Bursa’da Komitgan’a “Gülen” gözaltısı: Darbe girişiminden sorumlu tutulan Fethullah Gülen’in ölüm haberini “yol kazası” ile “rahmet okuyarak sunduğu” gerekçesiyle işine son verilen ve gözaltına alınan Bursa’da Bugün sitesi eski yayın yönetmeni gazeteci Aysın Komitgan ertesi gün adli kontrolle serbest bırakıldı (22 Ekim).
Aygün’e darplı gözaltı: Ezilenlerin Sosyalist Partisi (ESP), Siyonist İsrail’in soykırım saldırılarına karşı direnen Filistin ve Lübnan halklarıyla dayanışmak için İstanbul Beyoğlu’nda bulunan İstiklal Caddesi’nde yürüdü. Pankartı taşıyan beş ESP üyesinin konuşma yaptığı sırada müdahale eden polis, Gazete Patika sitesi muhabiri Yadigar Aygün’ü darpla ve yerde sürükleyerek gözaltına aldı (2 Ekim).

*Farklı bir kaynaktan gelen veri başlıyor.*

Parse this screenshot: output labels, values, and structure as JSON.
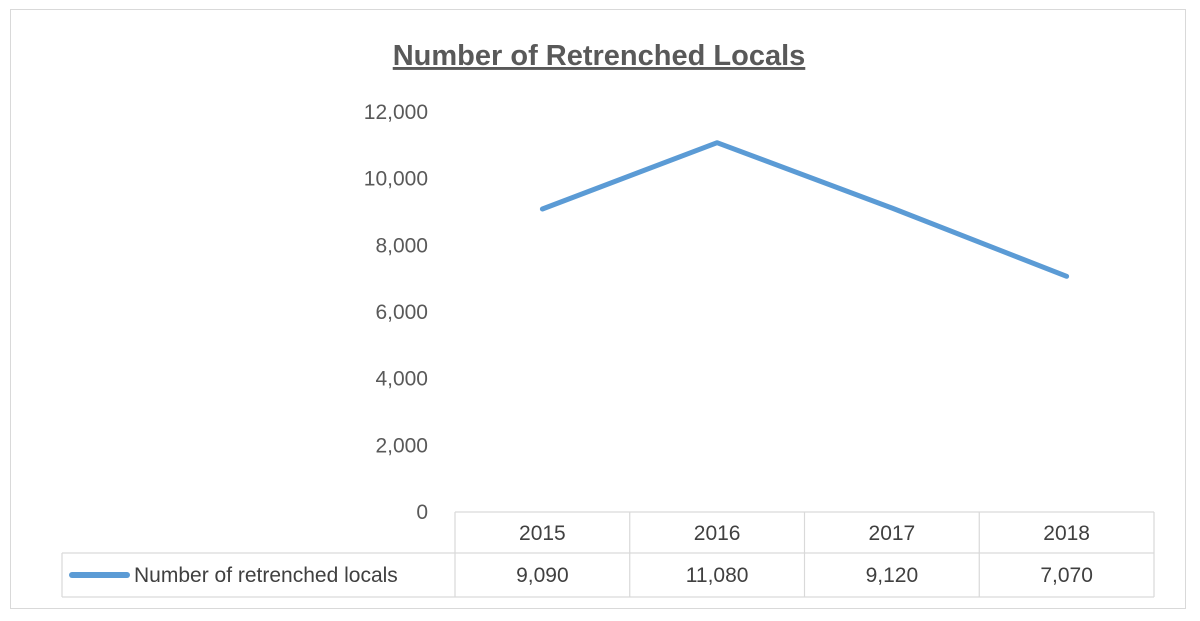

Saldırı, tehdit, engelleme
İktidar ortağı MHP lideri Devlet Bahçeli’nin “TV’de yuvalanan MHP düşmanlarını, yorumcu müsveddelerini, Halk TV başta olmak üzere medya organlarını ve patronlarını tek tek not aldığımızı, zamanı geldiğinde burunlarından fitil fitil getireceğimizi duyuyorum” şeklinde tam dokunulmazlık altında dile getirdiği tehditleri ülke çapında gazeteci güvenliğini zaafa uğratıyor. Nitekim son üç ayda, en az 12 gazeteci ve iki eleştirel TV kuruluşu fiziki şiddetle karşılaştı. Saldırılardan beşi Çorum’da, dördü Diyarbakır’da, biri Balıkesir’de, biri İstanbul’da, biri de Kars’ta yaşandı.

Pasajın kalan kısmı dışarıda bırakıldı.